Les accidents du sport




La pratique des activités sportives est régulièrement source d’accident et de préjudice corporel allant du plus bénin (entorse, hématome etc…) au plus lourd (fracture, traumatisme crânien etc…).


Or, l’accident survenu dans la pratique d’un sport ou d’un loisir est généralement indemnisé par les assureurs qu’il soit survenu dans un cadre collectif dans un club (football, basket etc…) ou dans une pratique spontanée (randonné, ski, bateau etc…).


Les compagnies d’assurances tentent généralement de s’opposer à ces indemnisations en opposant la théorie de l’acceptation des risques (conscience de la victime de s’adonner à une pratique sportive comportant des risques et acceptation de ces risques).


Néanmoins, il est possible d’obtenir une indemnisation dans certains cas.


Fait d’un tiers


Il est possible d’obtenir une indemnisation lorsque l’accident est survenu par la faute d’un tiers.

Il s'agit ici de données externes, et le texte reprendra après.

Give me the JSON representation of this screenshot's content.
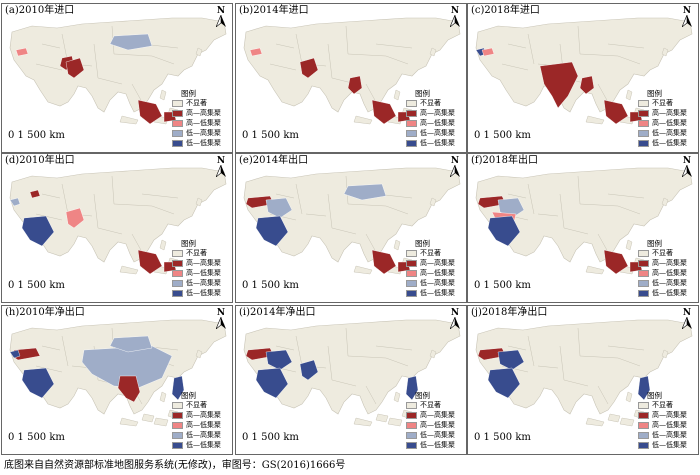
{
  "colors": {
    "land": "#eeebdf",
    "border": "#c8c4b6",
    "high_high": "#9b2727",
    "high_low": "#ef8585",
    "low_high": "#9fadc8",
    "low_low": "#384c8e"
  },
  "icons": {
    "north_arrow": "north-arrow-icon"
  },
  "legend": {
    "title": "图例",
    "items": [
      {
        "key": "not_significant",
        "label": "不显著"
      },
      {
        "key": "high_high",
        "label": "高—高集聚"
      },
      {
        "key": "high_low",
        "label": "高—低集聚"
      },
      {
        "key": "low_high",
        "label": "低—高集聚"
      },
      {
        "key": "low_low",
        "label": "低—低集聚"
      }
    ]
  },
  "north_label": "N",
  "scale_label": "0  1 500 km",
  "panels": [
    {
      "title": "(a)2010年进口",
      "regions": {
        "iran_ne": "high_high",
        "pakistan": "high_high",
        "caspian_w": "high_low",
        "mongolia": "low_high",
        "seasia": "high_high"
      }
    },
    {
      "title": "(b)2014年进口",
      "regions": {
        "caspian_w": "high_low",
        "pakistan": "high_high",
        "myanmar": "high_high",
        "seasia": "high_high"
      }
    },
    {
      "title": "(c)2018年进口",
      "regions": {
        "balkan": "low_low",
        "caspian_w": "high_low",
        "india": "high_high",
        "myanmar": "high_high",
        "seasia": "high_high"
      }
    },
    {
      "title": "(d)2010年出口",
      "regions": {
        "balkan": "low_high",
        "saudi": "low_low",
        "caucasus": "high_high",
        "pakistan": "high_low",
        "seasia": "high_high"
      }
    },
    {
      "title": "(e)2014年出口",
      "regions": {
        "turkey": "high_high",
        "iran": "low_high",
        "mongolia": "low_high",
        "saudi": "low_low",
        "seasia": "high_high"
      }
    },
    {
      "title": "(f)2018年出口",
      "regions": {
        "turkey": "high_high",
        "iran": "low_high",
        "gulf": "high_low",
        "saudi": "low_low",
        "seasia": "high_high"
      }
    },
    {
      "title": "(h)2010年净出口",
      "regions": {
        "turkey": "high_high",
        "balkan": "low_low",
        "saudi": "low_low",
        "china": "low_high",
        "mongolia": "low_high",
        "indochina": "high_high",
        "philippines": "low_low"
      }
    },
    {
      "title": "(i)2014年净出口",
      "regions": {
        "turkey": "high_high",
        "iran": "low_low",
        "pakistan": "low_low",
        "saudi": "low_low",
        "philippines": "low_low"
      }
    },
    {
      "title": "(j)2018年净出口",
      "regions": {
        "turkey": "high_high",
        "iran": "low_low",
        "saudi": "low_low",
        "philippines": "low_low"
      }
    }
  ],
  "footer": "底图来自自然资源部标准地图服务系统(无修改)，审图号：GS(2016)1666号"
}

En effet, il suffit alors de rapporter la preuve de la faute du tiers (comme la violation des règles du jeu) pour engager sa responsabilité. La responsabilité de l’association sportive (club) pourra alors également être engagée puisque les associations sportives sont responsables du fait de leurs membres.


L’assureur de ce tiers devra alors indemniser le préjudice corporel de la victime au titre de l’assurance responsabilité civile de ce tiers.


Il faut alors prendre contact avec cet assureur et lui demander de prendre en charge le sinistre.


Si l’assurance accepte le principe d’une prise en charge, une expertise médicale sera en général diligentée afin d’évaluer les préjudices de la victime.


Il y aura ensuite une négociation sur le montant des indemnités.


En cas de refus, il faut alors saisir le tribunal judiciaire.


Absence de tiers


Si la victime est responsable de son propre accident, la seule possibilité pour qu’elle soit indemnisée est d’avoir souscrit une garantie accident de la vie (GAV).


Cependant, les garanties ne sont mobilisables qu’en présence d’un taux d’incapacité permanente minimal, prévu au contrat (dans la limite de 30%).


En général, une expertise médicale sera organisée afin d’évaluer si ce seuil a été atteint et ainsi, si le sinistre peut être pris en charge.


De plus, le montant de l’indemnisation est plafonné à un montant qui ne peut cependant être inférieur à 1 million d’euros.


Enfin, l’âge d’adhésion limite pour ce type de contrat est fixé à 65 ans.


Il est à noter que si la pratique du sport s’exerce dans le cadre d’une licence, la victime dispose avec la licence d’une garantie contractuelle qui couvre le dommage corporel (il faut alors demander le document au club).


Il est utile de recourir aux services d’un avocat dans les échanges avec l’assurance puisque ce dernier sera le mieux à même d’analyser le contrat d’assurance de la victime et de négocier le montant le plus adéquat avec l’état de la victime.


De plus, il est nécessaire dans tous les cas de collecter les éléments de preuves (tels que des attestations de témoignage oculaire, photographie etc…).